When Dcn. Novak speaks to the North Richland Hills parishioners in September, he plans to tell them how beneficial the Appeal has been, citing that his parishes offer religious education and youth ministry at no charge. “I call it ‘big brother, little brother,’” he said, describing the relationship between parishes with robust resources and those with less.
But the little brothers give too. Parishioners in Seymour and Megargel consistently meet their annual fundraising and participation goals. Dcn. Novak remarked, “People understand it’s important to give, to share with your brother. Our stewardship has come up across the parish.”
While Dcn. Novak is speaking at St. John the Apostle, Toni Kelly, director of admissions and advancement of St. John the Apostle Catholic School, will travel to Sacred Heart in Seymour to explain how stewardship benefits Catholic education.
The Annual Diocesan Appeal provides tuition support that helps students at all 17 diocesan Catholic schools.
Kelly said only 10 percent of students at St. John the Apostle pay full tuition. The student body comprises middle and “not-so-middle” class students from various ethnic and economic backgrounds.
“The majority needs financial aid. [School administration] can’t say ‘Sorry, you can’t afford Catholic education’ and close the doors. We are here to form disciples of Christ,” she explained.

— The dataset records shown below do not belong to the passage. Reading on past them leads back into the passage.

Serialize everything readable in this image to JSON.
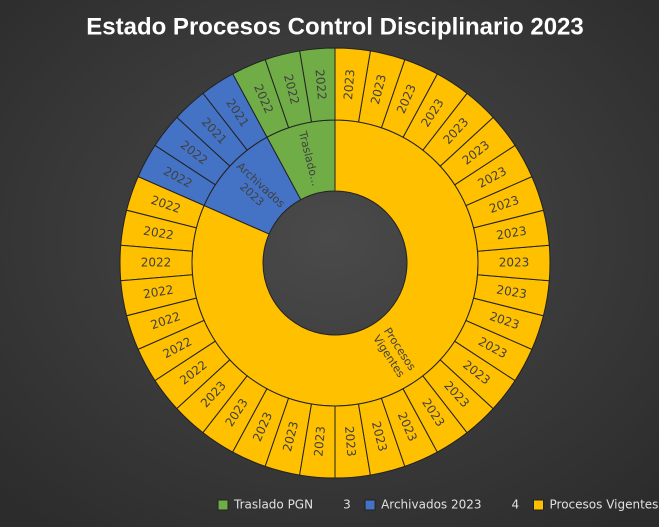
{
  "chart_data": {
    "type": "sunburst",
    "title": "Estado Procesos Control Disciplinario 2023",
    "groups": [
      {
        "name": "Traslado PGN",
        "color": "#70ad47",
        "value": 3,
        "ring_label": [
          "Traslado..."
        ]
      },
      {
        "name": "Archivados 2023",
        "color": "#4472c4",
        "value": 4,
        "ring_label": [
          "Archivados",
          "2023"
        ]
      },
      {
        "name": "Procesos Vigentes",
        "color": "#ffc000",
        "value": 31,
        "ring_label": [
          "Procesos",
          "Vigentes"
        ]
      }
    ],
    "outer": {
      "labels": [
        "2022",
        "2022",
        "2022",
        "2021",
        "2021",
        "2022",
        "2022",
        "2022",
        "2022",
        "2022",
        "2022",
        "2022",
        "2022",
        "2022",
        "2023",
        "2023",
        "2023",
        "2023",
        "2023",
        "2023",
        "2023",
        "2023",
        "2023",
        "2023",
        "2023",
        "2023",
        "2023",
        "2023",
        "2023",
        "2023",
        "2023",
        "2023",
        "2023",
        "2023",
        "2023",
        "2023",
        "2023",
        "2023"
      ],
      "values": [
        1,
        1,
        1,
        1,
        1,
        1,
        1,
        1,
        1,
        1,
        1,
        1,
        1,
        1,
        1,
        1,
        1,
        1,
        1,
        1,
        1,
        1,
        1,
        1,
        1,
        1,
        1,
        1,
        1,
        1,
        1,
        1,
        1,
        1,
        1,
        1,
        1,
        1
      ],
      "group_index": [
        0,
        0,
        0,
        1,
        1,
        1,
        1,
        2,
        2,
        2,
        2,
        2,
        2,
        2,
        2,
        2,
        2,
        2,
        2,
        2,
        2,
        2,
        2,
        2,
        2,
        2,
        2,
        2,
        2,
        2,
        2,
        2,
        2,
        2,
        2,
        2,
        2,
        2
      ]
    },
    "legend": "bottom"
  }
}
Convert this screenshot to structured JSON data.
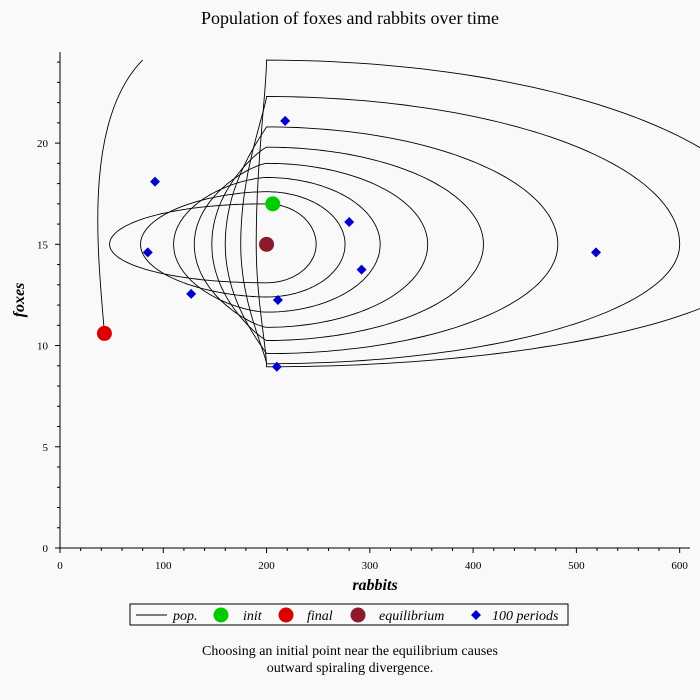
{
  "chart_data": {
    "type": "line",
    "title": "Population of foxes and rabbits over time",
    "xlabel": "rabbits",
    "ylabel": "foxes",
    "xlim": [
      0,
      610
    ],
    "ylim": [
      0,
      24.5
    ],
    "xticks": [
      0,
      100,
      200,
      300,
      400,
      500,
      600
    ],
    "yticks": [
      0,
      5,
      10,
      15,
      20
    ],
    "grid": false,
    "legend_position": "bottom",
    "equilibrium": [
      200,
      15
    ],
    "series": [
      {
        "name": "pop.",
        "kind": "curve",
        "color": "#000000",
        "description_points": "spiral trajectory from init outward around equilibrium"
      },
      {
        "name": "init",
        "kind": "marker",
        "color": "#00cc00",
        "points": [
          [
            206,
            17.0
          ]
        ]
      },
      {
        "name": "final",
        "kind": "marker",
        "color": "#dd0000",
        "points": [
          [
            43,
            10.6
          ]
        ]
      },
      {
        "name": "equilibrium",
        "kind": "marker",
        "color": "#8b1a2a",
        "points": [
          [
            200,
            15.0
          ]
        ]
      },
      {
        "name": "100 periods",
        "kind": "marker",
        "color": "#0000cc",
        "points": [
          [
            280,
            16.1
          ],
          [
            292,
            13.75
          ],
          [
            211,
            12.25
          ],
          [
            127,
            12.55
          ],
          [
            85,
            14.6
          ],
          [
            92,
            18.1
          ],
          [
            218,
            21.1
          ],
          [
            519,
            14.6
          ],
          [
            210,
            8.95
          ]
        ]
      }
    ],
    "legend": [
      "pop.",
      "init",
      "final",
      "equilibrium",
      "100 periods"
    ]
  },
  "caption": "Choosing an initial point near the equilibrium causes outward spiraling divergence."
}
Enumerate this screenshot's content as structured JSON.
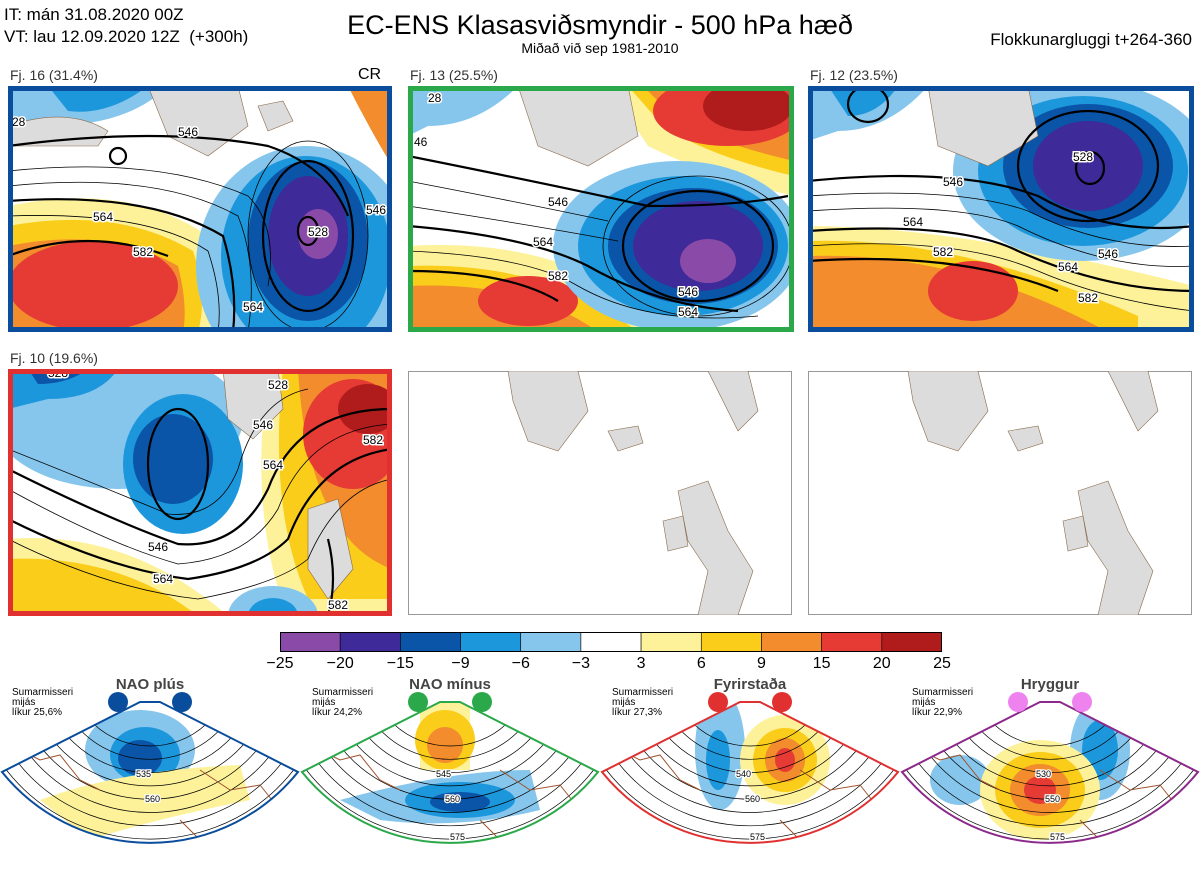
{
  "header": {
    "it_line": "IT: mán 31.08.2020 00Z",
    "vt_line": "VT: lau 12.09.2020 12Z  (+300h)",
    "title": "EC-ENS Klasasviðsmyndir - 500 hPa hæð",
    "subtitle": "Miðað við sep 1981-2010",
    "window": "Flokkunargluggi t+264-360"
  },
  "panels": [
    {
      "label": "Fj. 16 (31.4%)",
      "border": "#0a4d9c",
      "badge": "CR",
      "contours": [
        "546",
        "528",
        "564",
        "582",
        "564",
        "546",
        "28"
      ]
    },
    {
      "label": "Fj. 13 (25.5%)",
      "border": "#2aa84a",
      "badge": "",
      "contours": [
        "546",
        "564",
        "582",
        "546",
        "564",
        "46",
        "28"
      ]
    },
    {
      "label": "Fj. 12 (23.5%)",
      "border": "#0a4d9c",
      "badge": "",
      "contours": [
        "546",
        "528",
        "564",
        "582",
        "564",
        "546",
        "582"
      ]
    },
    {
      "label": "Fj. 10 (19.6%)",
      "border": "#e03030",
      "badge": "",
      "contours": [
        "528",
        "546",
        "564",
        "546",
        "564",
        "528",
        "582",
        "582"
      ]
    }
  ],
  "colorbar": {
    "ticks": [
      "−25",
      "−20",
      "−15",
      "−9",
      "−6",
      "−3",
      "3",
      "6",
      "9",
      "15",
      "20",
      "25"
    ],
    "colors": [
      "#8a4aa8",
      "#3e2a98",
      "#0b55a8",
      "#1d97dc",
      "#86c6ec",
      "#ffffff",
      "#fdf29a",
      "#f9cd1a",
      "#f28c2c",
      "#e63a34",
      "#b01c1c"
    ]
  },
  "regimes": [
    {
      "title": "NAO plús",
      "note": [
        "Sumarmisseri",
        "mijás",
        "líkur 25,6%"
      ],
      "dot_color": "#0a4d9c",
      "frame": "#0a4d9c",
      "labels": [
        "535",
        "560"
      ]
    },
    {
      "title": "NAO mínus",
      "note": [
        "Sumarmisseri",
        "mijás",
        "líkur 24,2%"
      ],
      "dot_color": "#2aa84a",
      "frame": "#2aa84a",
      "labels": [
        "545",
        "560",
        "575"
      ]
    },
    {
      "title": "Fyrirstaða",
      "note": [
        "Sumarmisseri",
        "mijás",
        "líkur 27,3%"
      ],
      "dot_color": "#e03030",
      "frame": "#e03030",
      "labels": [
        "540",
        "560",
        "575"
      ]
    },
    {
      "title": "Hryggur",
      "note": [
        "Sumarmisseri",
        "mijás",
        "líkur 22,9%"
      ],
      "dot_color": "#ee82ee",
      "frame": "#8b2a8b",
      "labels": [
        "530",
        "550",
        "575"
      ]
    }
  ]
}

Kelly said tuition assistance from the Annual Diocesan Appeal, the Stephen Breen Memorial Foundation, and other endowments and benefactors are a vital means for families to send their children to the 57-year-old school.
Adapting to needs
Although operating grants to parishes, seminarian education, and tuition assistance are important components of the Appeal, the funds raised also help other needs in the diocese, such as Catholic Charities Fort Worth, diaconate formation, marriage and family life programs, care for retired priests, and ministries to college campuses and prisons.
As needs change in the diocese, so does the financial allocation by the Annual Diocesan Appeal.
This year, for example, assistance to Respect Life ministries will more than double, impacting all pro-life apostolates, which help mothers in crisis pregnancies and their children.
In particular, CCFW anticipated a surge in demand for Gabriel Project services and requested additional funding. Gabriel Project will receive at least $216,000 to add an additional caseworker and volunteer coordinator, plus other assistance to expand the parish-based ministry that trains volunteers to accompany pregnant women in need and provide spiritual, emotional, and practical help until their child is 18 months old.
Last year, the Annual Diocesan Appeal distributed $3.4 million to parishes, ministries, organizations, services, and purposes in the diocese. This year it sets $3.5 million as its goal.
Bishop Michael Olson, in his letter introducing the Appeal, said this is an opportunity to respond to Christ’s call to gratitude.
He wrote, “We have this moment to consider the gift of our lives and the many blessings already placed in our lives by God. Appreciating this goodness draws us closer to God and impels us toward acts of selfless love in imitation of His ultimate gift of His Son, who came to save us from sin.”